Figure 6. Low GTP promotes primase readthrough at starved CTP site, and high ppGpp reduces primase readthrough.

(A) Schematic of the readthrough assay using oligo template oJW3319, DnaG, [γ-³²P]-ATP, UTP, and the indicated concentration of GTP as seen in (B). Priming starts from [γ-³²P]-A at B. subtilis-preferred priming initiation sequence ATC, upstream of a G-site requiring CTP for base-pairing and incorporation. As CTP is withheld from these reactions, priming products should not be able to incorporate a nucleotide upon reaching the G starvation site, or readthrough via mismatches.

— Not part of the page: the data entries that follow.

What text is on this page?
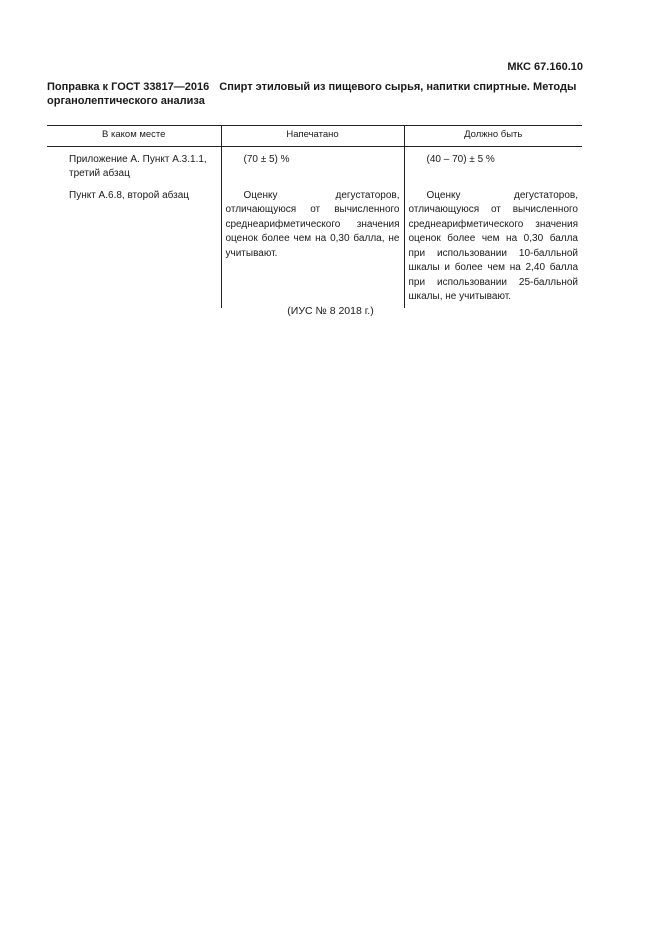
МКС 67.160.10
Поправка к ГОСТ 33817—2016 Спирт этиловый из пищевого сырья, напитки спиртные. Методы органолептического анализа
В каком месте	Напечатано	Должно быть

Приложение А. Пункт А.3.1.1, третий абзац	(70 ± 5) %	(40 – 70) ± 5 %

Пункт А.6.8, второй абзац	Оценку дегустаторов, отличающуюся от вычисленного среднеарифметического значения оценок более чем на 0,30 балла, не учитывают.	Оценку дегустаторов, отличающуюся от вычисленного среднеарифметического значения оценок более чем на 0,30 балла при использовании 10-балльной шкалы и более чем на 2,40 балла при использовании 25-балльной шкалы, не учитывают.
(ИУС № 8 2018 г.)
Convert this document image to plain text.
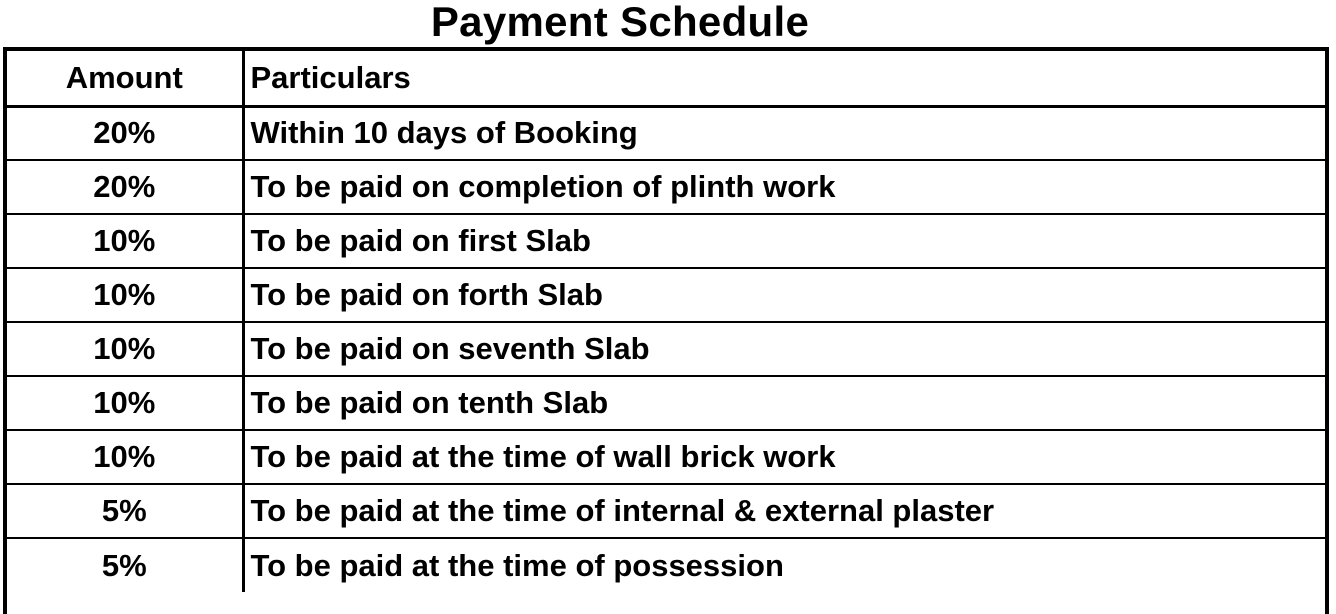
Payment Schedule
Amount	Particulars
20%	Within 10 days of Booking
20%	To be paid on completion of plinth work
10%	To be paid on first Slab
10%	To be paid on forth Slab
10%	To be paid on seventh Slab
10%	To be paid on tenth Slab
10%	To be paid at the time of wall brick work
5%	To be paid at the time of internal & external plaster
5%	To be paid at the time of possession
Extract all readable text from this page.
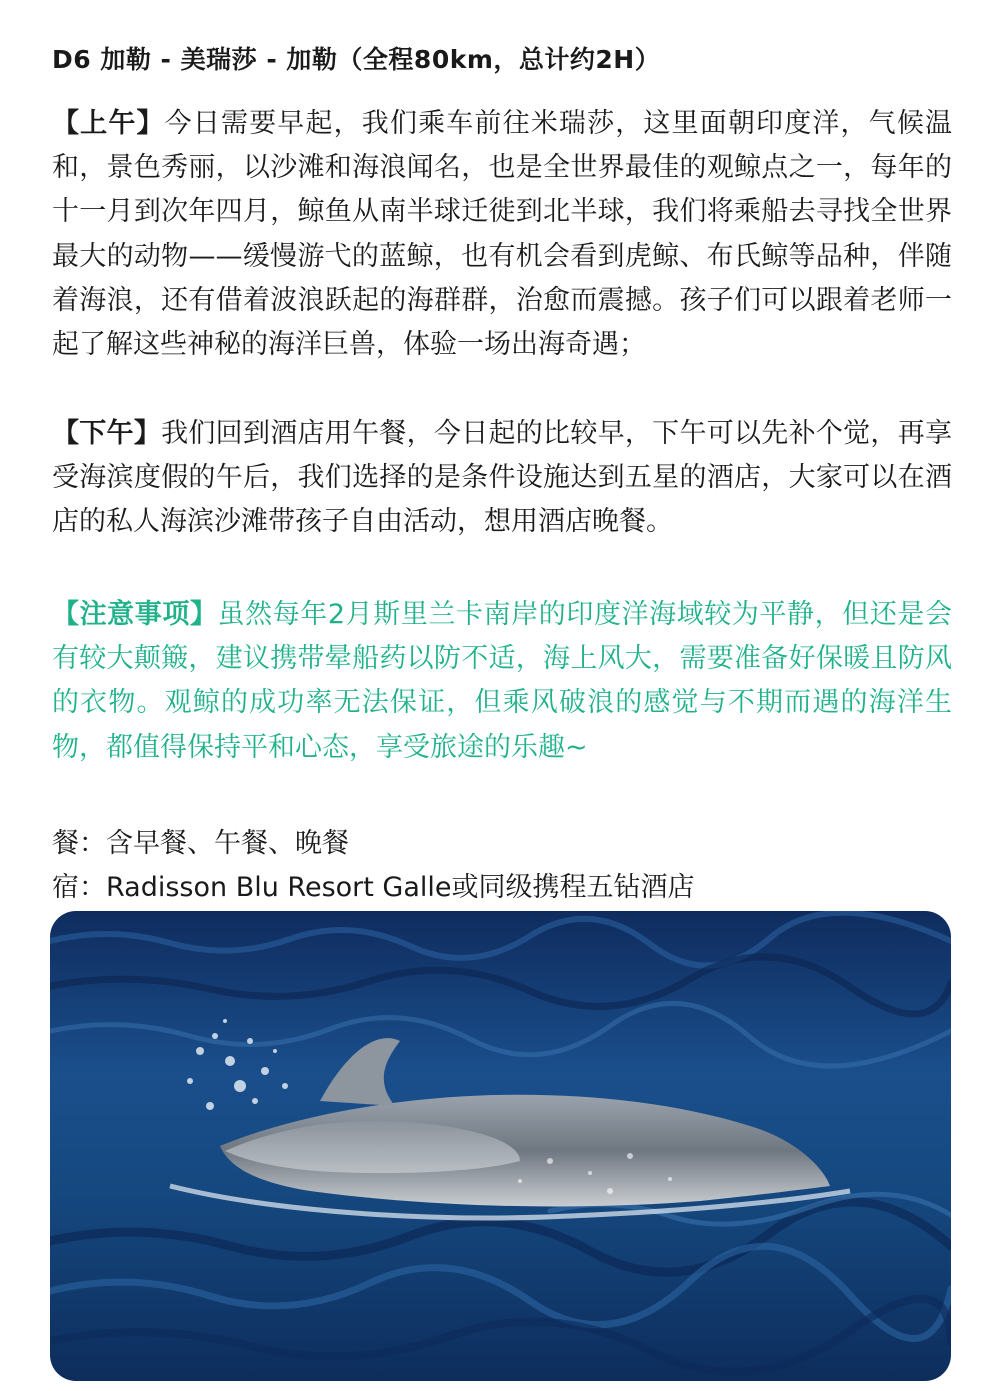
D6 加勒 - 美瑞莎 - 加勒（全程80km，总计约2H）

【上午】今日需要早起，我们乘车前往米瑞莎，这里面朝印度洋，气候温和，景色秀丽，以沙滩和海浪闻名，也是全世界最佳的观鲸点之一，每年的十一月到次年四月，鲸鱼从南半球迁徙到北半球，我们将乘船去寻找全世界最大的动物——缓慢游弋的蓝鲸，也有机会看到虎鲸、布氏鲸等品种，伴随着海浪，还有借着波浪跃起的海群群，治愈而震撼。孩子们可以跟着老师一起了解这些神秘的海洋巨兽，体验一场出海奇遇；

【下午】我们回到酒店用午餐，今日起的比较早，下午可以先补个觉，再享受海滨度假的午后，我们选择的是条件设施达到五星的酒店，大家可以在酒店的私人海滨沙滩带孩子自由活动，想用酒店晚餐。

【注意事项】虽然每年2月斯里兰卡南岸的印度洋海域较为平静，但还是会有较大颠簸，建议携带晕船药以防不适，海上风大，需要准备好保暖且防风的衣物。观鲸的成功率无法保证，但乘风破浪的感觉与不期而遇的海洋生物，都值得保持平和心态，享受旅途的乐趣~

餐：含早餐、午餐、晚餐
宿：Radisson Blu Resort Galle或同级携程五钻酒店
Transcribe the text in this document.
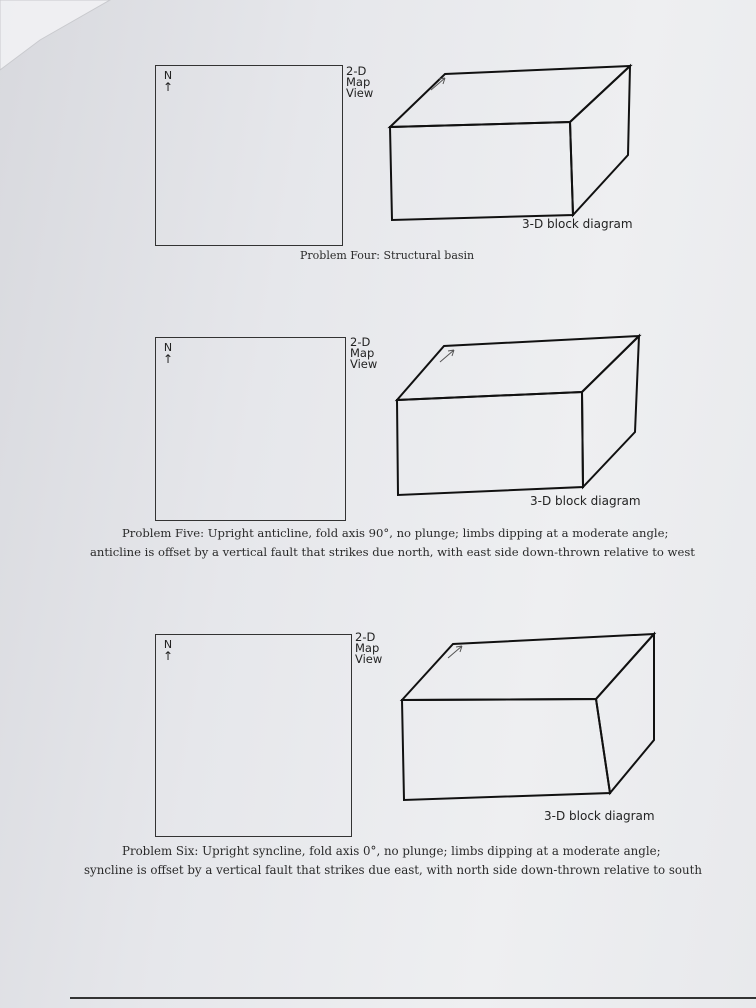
N
↑
2-D
Map
View
3-D block diagram
Problem Four: Structural basin
N
↑
2-D
Map
View
3-D block diagram
Problem Five: Upright anticline, fold axis 90°, no plunge; limbs dipping at a moderate angle;
anticline is offset by a vertical fault that strikes due north, with east side down-thrown relative to west
N
↑
2-D
Map
View
3-D block diagram
Problem Six: Upright syncline, fold axis 0°, no plunge; limbs dipping at a moderate angle;
syncline is offset by a vertical fault that strikes due east, with north side down-thrown relative to south
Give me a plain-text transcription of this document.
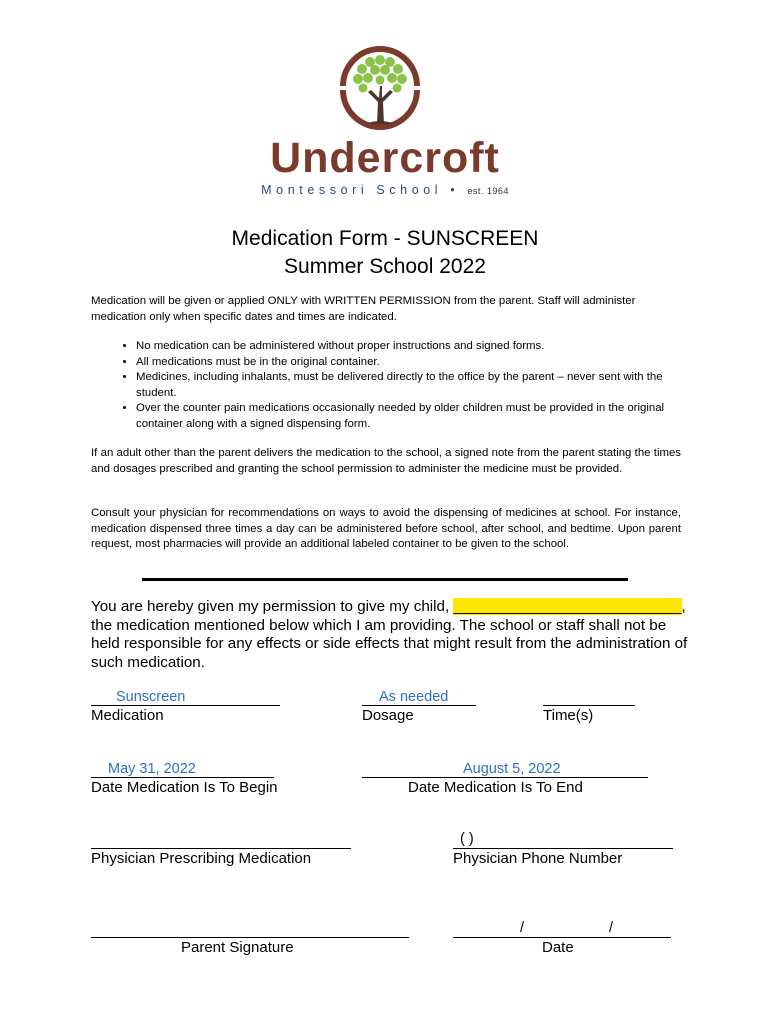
Undercroft
Montessori School • est. 1964
Medication Form - SUNSCREEN
Summer School 2022
Medication will be given or applied ONLY with WRITTEN PERMISSION from the parent. Staff will administer medication only when specific dates and times are indicated.
• No medication can be administered without proper instructions and signed forms.
• All medications must be in the original container.
• Medicines, including inhalants, must be delivered directly to the office by the parent – never sent with the student.
• Over the counter pain medications occasionally needed by older children must be provided in the original container along with a signed dispensing form.
If an adult other than the parent delivers the medication to the school, a signed note from the parent stating the times and dosages prescribed and granting the school permission to administer the medicine must be provided.
Consult your physician for recommendations on ways to avoid the dispensing of medicines at school. For instance, medication dispensed three times a day can be administered before school, after school, and bedtime. Upon parent request, most pharmacies will provide an additional labeled container to be given to the school.
You are hereby given my permission to give my child, ___________________________, the medication mentioned below which I am providing. The school or staff shall not be held responsible for any effects or side effects that might result from the administration of such medication.
Sunscreen
Medication
As needed
Dosage	Time(s)
May 31, 2022
Date Medication Is To Begin
August 5, 2022
Date Medication Is To End
Physician Prescribing Medication
( )
Physician Phone Number
Parent Signature
/	/
Date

(B) A representative gel of primase reactions with 6.4 μM DnaG, 500 nM oJW3319, ~0.4 μM [γ-³²P]-ATP, 1 mM UTP, and either 0.1 mM GTP (left) or 1 mM GTP (right). Primase reads through a CTP starvation site at low levels of GTP (expected product 7 nucleotides).

(C) Quantification of readthrough primers as a percentage of total primers synthesized at 0.1 mM GTP (green line) and 1 mM GTP (blue line). Readthrough primer products constitute a higher percentage of the total primer products at 0.1 mM GTP, but decrease as ppGpp concentration increases. Points represent averages of n = 3, and the SEM is indicated by error bars.

(D) Quantification of total primers synthesized over increasing concentrations of ppGpp at 0.1 mM GTP (green line) and 1 mM GTP (blue line). Points represent averages of n = 3, and the SEM is indicated by error bars.